2. surface pattern (1) according to claim 1, characterized in that the light diffractive, reflective structures are microscopic relief structures (9.1; 9.2; 9.3), that the relief structures (9.1; 9.2; 9.3) have a period length (L) of at least five micrometers have that the relief structures (9.1; 9.2; 9.3) are sawtooth-shaped and that the different representations (2; 3; 4) assigned to relief structures (9.1; 9.2; 9.3) have different angles of inclination (α; ß; y).

3. surface pattern (1) according to claim 2, characterized in that the difference between the angles of inclination (α; β; y) of two representations is at least 0.5 °.

4. surface pattern (1) according to claim 2 or 3, characterized in that the difference between the largest and the smallest inclination angle (α; β; Y) is at most 20 °.

5. surface pattern (1) according to one of claims 2 to 4, characterized in that the value of the largest inclination angle (α; ß; y) is at most 25 °.

6. surface pattern (1) according to one of claims 1 to 5, characterized in that the differences (ß-α; γ-ß) successive inclination angle (α; ß; Y) are equal.

7. surface pattern (1) according to claim 1, characterized in that the light diffractive, reflective structures microscopic

Relief structures (9.1; 9.2; 9.3) are that the relief structures (9.1; 9.2; 9.3) have a period length (L) of at least five micrometers, that the relief structures (9.1; 9.2; 9.3) are sinusoidal and that the different representations ( 2; 3; 4) assigned relief structures (9.1;

9.2; 9.3) have different period lengths L and / or structure depths.

8. surface pattern (1) according to one of claims 2 to 7, characterized in that the relief structures (9.1; 9.2; 9.3) have a symmetrical profile shape.

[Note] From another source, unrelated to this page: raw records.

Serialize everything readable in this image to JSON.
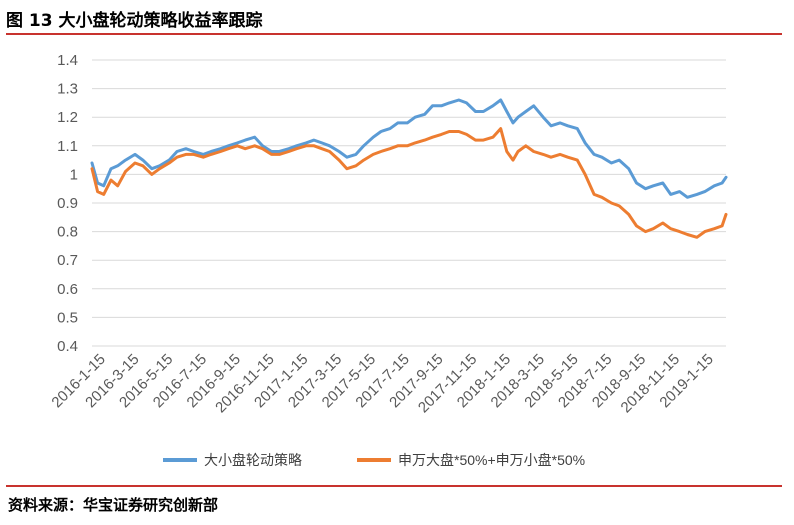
{
  "figure": {
    "title": "图 13   大小盘轮动策略收益率跟踪",
    "source": "资料来源：华宝证券研究创新部"
  },
  "chart_data": {
    "type": "line",
    "ylim": [
      0.4,
      1.4
    ],
    "yticks": [
      "1.4",
      "1.3",
      "1.2",
      "1.1",
      "1",
      "0.9",
      "0.8",
      "0.7",
      "0.6",
      "0.5",
      "0.4"
    ],
    "ytick_values": [
      1.4,
      1.3,
      1.2,
      1.1,
      1.0,
      0.9,
      0.8,
      0.7,
      0.6,
      0.5,
      0.4
    ],
    "grid": true,
    "legend_position": "bottom",
    "xticks": [
      "2016-1-15",
      "2016-3-15",
      "2016-5-15",
      "2016-7-15",
      "2016-9-15",
      "2016-11-15",
      "2017-1-15",
      "2017-3-15",
      "2017-5-15",
      "2017-7-15",
      "2017-9-15",
      "2017-11-15",
      "2018-1-15",
      "2018-3-15",
      "2018-5-15",
      "2018-7-15",
      "2018-9-15",
      "2018-11-15",
      "2019-1-15"
    ],
    "x": [
      "2016-01-15",
      "2016-01-25",
      "2016-02-05",
      "2016-02-18",
      "2016-03-01",
      "2016-03-15",
      "2016-04-01",
      "2016-04-15",
      "2016-05-01",
      "2016-05-15",
      "2016-06-01",
      "2016-06-15",
      "2016-07-01",
      "2016-07-15",
      "2016-08-01",
      "2016-08-15",
      "2016-09-01",
      "2016-09-15",
      "2016-10-01",
      "2016-10-15",
      "2016-11-01",
      "2016-11-15",
      "2016-12-01",
      "2016-12-15",
      "2017-01-01",
      "2017-01-15",
      "2017-02-01",
      "2017-02-15",
      "2017-03-01",
      "2017-03-15",
      "2017-04-01",
      "2017-04-15",
      "2017-05-01",
      "2017-05-15",
      "2017-06-01",
      "2017-06-15",
      "2017-07-01",
      "2017-07-15",
      "2017-08-01",
      "2017-08-15",
      "2017-09-01",
      "2017-09-15",
      "2017-10-01",
      "2017-10-15",
      "2017-11-01",
      "2017-11-15",
      "2017-12-01",
      "2017-12-15",
      "2018-01-01",
      "2018-01-15",
      "2018-01-26",
      "2018-02-06",
      "2018-02-15",
      "2018-03-01",
      "2018-03-15",
      "2018-04-01",
      "2018-04-15",
      "2018-05-01",
      "2018-05-15",
      "2018-06-01",
      "2018-06-15",
      "2018-07-01",
      "2018-07-15",
      "2018-08-01",
      "2018-08-15",
      "2018-09-01",
      "2018-09-15",
      "2018-10-01",
      "2018-10-15",
      "2018-11-01",
      "2018-11-15",
      "2018-12-01",
      "2018-12-15",
      "2019-01-01",
      "2019-01-15",
      "2019-02-01",
      "2019-02-15",
      "2019-02-22"
    ],
    "series": [
      {
        "name": "大小盘轮动策略",
        "color": "#5b9bd5",
        "values": [
          1.04,
          0.97,
          0.96,
          1.02,
          1.03,
          1.05,
          1.07,
          1.05,
          1.02,
          1.03,
          1.05,
          1.08,
          1.09,
          1.08,
          1.07,
          1.08,
          1.09,
          1.1,
          1.11,
          1.12,
          1.13,
          1.1,
          1.08,
          1.08,
          1.09,
          1.1,
          1.11,
          1.12,
          1.11,
          1.1,
          1.08,
          1.06,
          1.07,
          1.1,
          1.13,
          1.15,
          1.16,
          1.18,
          1.18,
          1.2,
          1.21,
          1.24,
          1.24,
          1.25,
          1.26,
          1.25,
          1.22,
          1.22,
          1.24,
          1.26,
          1.22,
          1.18,
          1.2,
          1.22,
          1.24,
          1.2,
          1.17,
          1.18,
          1.17,
          1.16,
          1.11,
          1.07,
          1.06,
          1.04,
          1.05,
          1.02,
          0.97,
          0.95,
          0.96,
          0.97,
          0.93,
          0.94,
          0.92,
          0.93,
          0.94,
          0.96,
          0.97,
          0.99
        ]
      },
      {
        "name": "申万大盘*50%+申万小盘*50%",
        "color": "#ed7d31",
        "values": [
          1.02,
          0.94,
          0.93,
          0.98,
          0.96,
          1.01,
          1.04,
          1.03,
          1.0,
          1.02,
          1.04,
          1.06,
          1.07,
          1.07,
          1.06,
          1.07,
          1.08,
          1.09,
          1.1,
          1.09,
          1.1,
          1.09,
          1.07,
          1.07,
          1.08,
          1.09,
          1.1,
          1.1,
          1.09,
          1.08,
          1.05,
          1.02,
          1.03,
          1.05,
          1.07,
          1.08,
          1.09,
          1.1,
          1.1,
          1.11,
          1.12,
          1.13,
          1.14,
          1.15,
          1.15,
          1.14,
          1.12,
          1.12,
          1.13,
          1.16,
          1.08,
          1.05,
          1.08,
          1.1,
          1.08,
          1.07,
          1.06,
          1.07,
          1.06,
          1.05,
          1.0,
          0.93,
          0.92,
          0.9,
          0.89,
          0.86,
          0.82,
          0.8,
          0.81,
          0.83,
          0.81,
          0.8,
          0.79,
          0.78,
          0.8,
          0.81,
          0.82,
          0.86
        ]
      }
    ]
  }
}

9. surface pattern (1) according to one of claims 2 to 8, characterized in that the furrows of the relief structures (9.1; 9.2; 9.3) are corrugated, circular or at least approximately circular.

10. surface pattern (1) according to one of claims 2 to 8, characterized in that the furrows of the relief structures (9.1; 9.2; 9.3) are straight and the furrows of different relief structures (9.1; 9.2; 9.3) are approximately parallel.

11. surface pattern (1) according to claim 1, characterized in that the light diffractive, reflective structures are realized in the form of a volume hologram.